Someone should invent the cartoon network adult swim show "Comic Stripclub."

Thursday, February 21, 2008

Arizona Daily Wildcat Storms Mormon

The Arizona Daily Wildcat's Astrid Duffy reviewed my book today. Here's what she had to say:

"Villarreal manages to balance his characters' opinions of Mormons as annoying with a clear understanding of Mormon principles so that the novel remains fun and humorous rather than sinking into a pit of mean-spirited Mormon bashing, as the plan might suggest.

Also fun is the fact that the novel is set on the UA campus so when the characters rendezvous at O'Malley's or that cute bagel shop north of campus, it is extremely easy to picture them, and rather comforting to hear our hometown (at least for a few years) made immortal in ink.
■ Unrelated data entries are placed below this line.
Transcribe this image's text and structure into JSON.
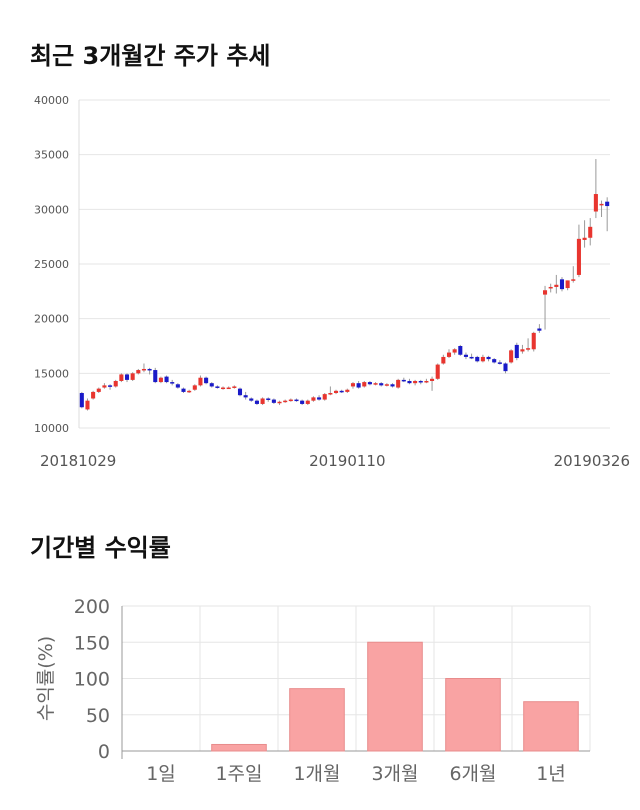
{
  "sections": {
    "price_title": "최근 3개월간 주가 추세",
    "return_title": "기간별 수익률"
  },
  "colors": {
    "up": "#e8352f",
    "down": "#1a1ac8",
    "bar": "#f9a3a3",
    "bar_edge": "#e88c8c",
    "grid": "#e6e6e6"
  },
  "chart_data": [
    {
      "type": "candlestick",
      "title": "최근 3개월간 주가 추세",
      "ylim": [
        10000,
        40000
      ],
      "yticks": [
        10000,
        15000,
        20000,
        25000,
        30000,
        35000,
        40000
      ],
      "x_labels": [
        {
          "index": 0,
          "label": "20181029"
        },
        {
          "index": 47,
          "label": "20190110"
        },
        {
          "index": 95,
          "label": "20190326"
        }
      ],
      "grid": true,
      "candles": [
        [
          13200,
          13300,
          11800,
          11900
        ],
        [
          11700,
          12700,
          11600,
          12500
        ],
        [
          12700,
          13400,
          12600,
          13300
        ],
        [
          13300,
          13700,
          13200,
          13600
        ],
        [
          13700,
          14100,
          13600,
          13900
        ],
        [
          13900,
          14000,
          13500,
          13800
        ],
        [
          13800,
          14400,
          13700,
          14300
        ],
        [
          14300,
          15000,
          14200,
          14900
        ],
        [
          14900,
          15000,
          14200,
          14400
        ],
        [
          14400,
          15100,
          14300,
          15000
        ],
        [
          15000,
          15400,
          14900,
          15300
        ],
        [
          15300,
          15900,
          15100,
          15400
        ],
        [
          15400,
          15500,
          14900,
          15300
        ],
        [
          15300,
          15500,
          14100,
          14200
        ],
        [
          14200,
          14700,
          14100,
          14600
        ],
        [
          14700,
          14800,
          14100,
          14200
        ],
        [
          14200,
          14400,
          13900,
          14100
        ],
        [
          14000,
          14100,
          13600,
          13700
        ],
        [
          13600,
          13700,
          13200,
          13300
        ],
        [
          13300,
          13500,
          13200,
          13400
        ],
        [
          13500,
          14000,
          13400,
          13900
        ],
        [
          13900,
          14800,
          13800,
          14600
        ],
        [
          14600,
          14700,
          14000,
          14100
        ],
        [
          14100,
          14200,
          13700,
          13800
        ],
        [
          13800,
          13900,
          13600,
          13700
        ],
        [
          13700,
          13800,
          13500,
          13700
        ],
        [
          13700,
          13800,
          13600,
          13700
        ],
        [
          13700,
          13900,
          13600,
          13800
        ],
        [
          13600,
          13700,
          12900,
          13000
        ],
        [
          13000,
          13300,
          12600,
          12800
        ],
        [
          12700,
          12800,
          12400,
          12500
        ],
        [
          12500,
          12600,
          12100,
          12200
        ],
        [
          12200,
          12800,
          12100,
          12700
        ],
        [
          12700,
          12800,
          12400,
          12600
        ],
        [
          12600,
          12700,
          12200,
          12300
        ],
        [
          12300,
          12500,
          12100,
          12400
        ],
        [
          12400,
          12600,
          12300,
          12500
        ],
        [
          12500,
          12700,
          12400,
          12600
        ],
        [
          12600,
          12700,
          12400,
          12500
        ],
        [
          12500,
          12600,
          12100,
          12200
        ],
        [
          12200,
          12600,
          12100,
          12500
        ],
        [
          12500,
          12900,
          12400,
          12800
        ],
        [
          12800,
          13000,
          12500,
          12600
        ],
        [
          12600,
          13200,
          12500,
          13100
        ],
        [
          13100,
          13800,
          13000,
          13200
        ],
        [
          13200,
          13500,
          13100,
          13400
        ],
        [
          13400,
          13500,
          13200,
          13300
        ],
        [
          13300,
          13600,
          13200,
          13500
        ],
        [
          13800,
          14200,
          13600,
          14100
        ],
        [
          14100,
          14300,
          13600,
          13700
        ],
        [
          13800,
          14300,
          13700,
          14200
        ],
        [
          14200,
          14300,
          13900,
          14000
        ],
        [
          14000,
          14200,
          13900,
          14100
        ],
        [
          14100,
          14200,
          13800,
          13900
        ],
        [
          13900,
          14100,
          13800,
          14000
        ],
        [
          14000,
          14100,
          13700,
          13800
        ],
        [
          13700,
          14500,
          13600,
          14400
        ],
        [
          14400,
          14600,
          14200,
          14300
        ],
        [
          14300,
          14500,
          14000,
          14100
        ],
        [
          14100,
          14400,
          13900,
          14300
        ],
        [
          14300,
          14400,
          14000,
          14200
        ],
        [
          14200,
          14500,
          14100,
          14300
        ],
        [
          14300,
          14700,
          13400,
          14500
        ],
        [
          14500,
          15900,
          14400,
          15800
        ],
        [
          15900,
          16700,
          15800,
          16500
        ],
        [
          16500,
          17200,
          16400,
          16900
        ],
        [
          16900,
          17300,
          16700,
          17200
        ],
        [
          17500,
          17600,
          16600,
          16700
        ],
        [
          16700,
          16900,
          16300,
          16500
        ],
        [
          16500,
          16800,
          16300,
          16400
        ],
        [
          16500,
          16600,
          16000,
          16100
        ],
        [
          16100,
          16700,
          16000,
          16500
        ],
        [
          16500,
          16600,
          16100,
          16300
        ],
        [
          16300,
          16400,
          15900,
          16000
        ],
        [
          16000,
          16200,
          15800,
          15900
        ],
        [
          15900,
          16000,
          15000,
          15200
        ],
        [
          16000,
          17200,
          15900,
          17100
        ],
        [
          17600,
          17800,
          16200,
          16400
        ],
        [
          17000,
          17600,
          16800,
          17200
        ],
        [
          17200,
          18200,
          17000,
          17300
        ],
        [
          17200,
          18800,
          17000,
          18700
        ],
        [
          19100,
          19500,
          18700,
          18900
        ],
        [
          22200,
          23000,
          19000,
          22600
        ],
        [
          22800,
          23200,
          22400,
          22900
        ],
        [
          22900,
          24000,
          22300,
          23100
        ],
        [
          23600,
          23800,
          22500,
          22700
        ],
        [
          22800,
          23500,
          22600,
          23500
        ],
        [
          23500,
          24800,
          23300,
          23600
        ],
        [
          24000,
          28600,
          23800,
          27300
        ],
        [
          27200,
          29000,
          26500,
          27400
        ],
        [
          27400,
          29200,
          26700,
          28400
        ],
        [
          29800,
          34600,
          29200,
          31400
        ],
        [
          30400,
          30800,
          29300,
          30500
        ],
        [
          30700,
          31100,
          28000,
          30300
        ]
      ]
    },
    {
      "type": "bar",
      "categories": [
        "1일",
        "1주일",
        "1개월",
        "3개월",
        "6개월",
        "1년"
      ],
      "values": [
        0,
        9,
        86,
        150,
        100,
        68
      ],
      "ylabel": "수익률(%)",
      "ylim": [
        0,
        200
      ],
      "yticks": [
        0,
        50,
        100,
        150,
        200
      ],
      "grid": true
    }
  ]
}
"Stormin' Mormon" is an easy-to-read romantic comedy with an unusually religious twist, and would be a good book to take on spring break in case of homesickness."

Monday, February 18, 2008

The Simpsons

"The Simpsons" is such an awful show now. I watched last night's episode and felt like I was watching "King of the Hill." By the way, it's amazing how someone can go from making a show so perfect - "Beavis and Butthead" - to such wretched, hacky nonsense.

Sunday, February 10, 2008

The sorrow and the pity

After watching Arizona get crushed by Arizona State in basketball today, I'm pretty sure that I alone on the court could run a more effective offense than the entire Wildcat team. Other than Jerryd Bayless, no one on the court is worthy of being drafted by the national sweatmopper league, much less the NBA. If this team flops into the NIT, ruining my annual Vegas trip, I will bet $100 against them in their first round game.

Sunday, February 03, 2008

That's m'boy

Last night as I watched Arizona get humiliated by UCLA, trailing by 20 in the first half, I slammed my hand on the floor in disgust. My 1-year-old son, Luke, did the same. How does that make you feel, Kevin O'Neill and company? Your team played so poorly you managed to piss off a toddler whose standards are so low he eats Cheerios he finds underneath coach cushions.

All I could say to him was, "Son, if you think this is disappointing, just wait till you see this program in the first round of the NCAAs."